Add Windows build jobs to CI

stotko · stotko · commit 49bcd9cee573 · 2025-09-29T11:11:28.000+02:00
diff --git a/.github/workflows/build.yml b/.github/workflows/build.yml
@@ -18,7 +18,7 @@ jobs:
       fail-fast: false
       matrix:
         os:
-          ["ubuntu-22.04"] # "windows-2025" # Disabled until solution/workaround for NVTX is present
+          ["ubuntu-22.04", "windows-2025"]
           # "ubuntu-24.04" # Postponed as long as testing against CUDA 12.1, needs 12.6+
         python: ["3.9", "3.10", "3.11", "3.12", "3.13"]
 
@@ -55,9 +55,9 @@ jobs:
 
       - name: Set up CUDA toolkit (Windows)
         if: runner.os == 'Windows'
-        uses: Jimver/cuda-toolkit@master
+        uses: Jimver/cuda-toolkit@v0.2.24 # https://github.com/Jimver/cuda-toolkit/issues/395
         with:
-          cuda: "12.4.0"
+          cuda: "12.8.1"
           method: "network"
 
       - name: Install torch with CUDA support (Ubuntu)
@@ -66,7 +66,7 @@ jobs:
 
       - name: Install torch with CUDA support (Windows)
         if: runner.os == 'Windows'
-        run: python -m pip install torch --index-url https://download.pytorch.org/whl/cu124
+        run: python -m pip install torch --index-url https://download.pytorch.org/whl/cu128
 
       - name: Install torchhull
         run: python -m pip install --editable ".[dev]"

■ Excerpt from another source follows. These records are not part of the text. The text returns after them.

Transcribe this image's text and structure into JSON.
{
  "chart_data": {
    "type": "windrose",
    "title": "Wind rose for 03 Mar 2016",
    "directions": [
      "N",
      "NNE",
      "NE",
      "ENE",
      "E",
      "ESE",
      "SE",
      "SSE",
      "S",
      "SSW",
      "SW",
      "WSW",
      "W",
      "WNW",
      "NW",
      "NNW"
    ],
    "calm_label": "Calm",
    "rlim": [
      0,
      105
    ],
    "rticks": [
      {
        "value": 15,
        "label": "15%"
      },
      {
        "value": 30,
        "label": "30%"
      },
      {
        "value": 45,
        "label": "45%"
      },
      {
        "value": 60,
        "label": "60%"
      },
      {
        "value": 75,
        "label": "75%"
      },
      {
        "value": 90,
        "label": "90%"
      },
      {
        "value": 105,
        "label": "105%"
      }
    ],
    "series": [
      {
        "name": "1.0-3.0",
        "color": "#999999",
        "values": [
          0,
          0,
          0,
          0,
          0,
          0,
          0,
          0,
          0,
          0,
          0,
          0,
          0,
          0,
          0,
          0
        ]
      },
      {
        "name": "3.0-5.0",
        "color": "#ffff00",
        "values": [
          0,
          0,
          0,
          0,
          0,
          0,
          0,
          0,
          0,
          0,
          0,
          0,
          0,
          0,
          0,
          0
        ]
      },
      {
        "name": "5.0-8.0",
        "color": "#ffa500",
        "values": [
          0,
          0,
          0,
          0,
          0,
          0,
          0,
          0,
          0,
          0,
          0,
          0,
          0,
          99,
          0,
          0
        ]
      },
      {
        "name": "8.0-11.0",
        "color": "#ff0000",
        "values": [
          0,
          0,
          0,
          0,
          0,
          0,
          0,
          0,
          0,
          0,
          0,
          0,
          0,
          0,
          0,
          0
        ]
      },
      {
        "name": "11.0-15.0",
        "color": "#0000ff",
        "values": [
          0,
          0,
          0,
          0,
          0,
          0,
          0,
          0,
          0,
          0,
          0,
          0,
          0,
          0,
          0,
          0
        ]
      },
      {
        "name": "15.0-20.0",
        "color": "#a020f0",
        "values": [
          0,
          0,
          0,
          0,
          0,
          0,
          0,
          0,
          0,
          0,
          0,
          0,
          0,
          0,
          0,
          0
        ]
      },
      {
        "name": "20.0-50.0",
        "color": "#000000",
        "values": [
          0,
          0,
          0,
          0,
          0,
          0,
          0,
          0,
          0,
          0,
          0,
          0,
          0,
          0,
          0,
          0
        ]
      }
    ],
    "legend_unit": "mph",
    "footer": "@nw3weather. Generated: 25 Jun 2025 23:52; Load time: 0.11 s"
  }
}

diff --git a/src/torchhull/_C/src/gaussian_blur_cuda.cu b/src/torchhull/_C/src/gaussian_blur_cuda.cu
@@ -447,6 +447,20 @@ gaussian_blur_cuda_sparse(const torch::Tensor& images,
     dim3 grid_convolution;
     at::cuda::getApplyGrid(M, grid_convolution, images.device().index(), threads_per_block);
 
+#define CASE_TILE_CONVOLUTION_KERNEL_SPECIALIZED(KERNEL_SIZE)                                                          \
+    case KERNEL_SIZE:                                                                                                  \
+    {                                                                                                                  \
+        tile_convolution_kernel_specialized<KERNEL_SIZE><<<grid_convolution, threads, 0, stream>>>(tile_indices_,      \
+                                                                                                   M,                  \
+                                                                                                   tile_size,          \
+                                                                                                   sigma,              \
+                                                                                                   images_,            \
+                                                                                                   blurred_images_);   \
+        DEFER(AT_CUDA_CHECK(cudaGetLastError());)                                                                      \
+        DEFER(AT_CUDA_CHECK(cudaStreamSynchronize(stream));)                                                           \
+    }                                                                                                                  \
+    break;
+
     AT_DISPATCH_ALL_TYPES_AND(
             torch::ScalarType::Half,
             images.scalar_type(),
@@ -464,20 +478,6 @@ gaussian_blur_cuda_sparse(const torch::Tensor& images,
                             auto blurred_images_ =
                                     blurred_images.packed_accessor64<scalar_t, 4, torch::RestrictPtrTraits>();
 
-#define CASE_TILE_CONVOLUTION_KERNEL_SPECIALIZED(KERNEL_SIZE)                                                          \
-    case KERNEL_SIZE:                                                                                                  \
-    {                                                                                                                  \
-        tile_convolution_kernel_specialized<KERNEL_SIZE><<<grid_convolution, threads, 0, stream>>>(tile_indices_,      \
-                                                                                                   M,                  \
-                                                                                                   tile_size,          \
-                                                                                                   sigma,              \
-                                                                                                   images_,            \
-                                                                                                   blurred_images_);   \
-        DEFER(AT_CUDA_CHECK(cudaGetLastError());)                                                                      \
-        DEFER(AT_CUDA_CHECK(cudaStreamSynchronize(stream));)                                                           \
-    }                                                                                                                  \
-    break;
-
                             switch (kernel_size)
                             {
                                 // Tested all possible values up to 21 for specialization.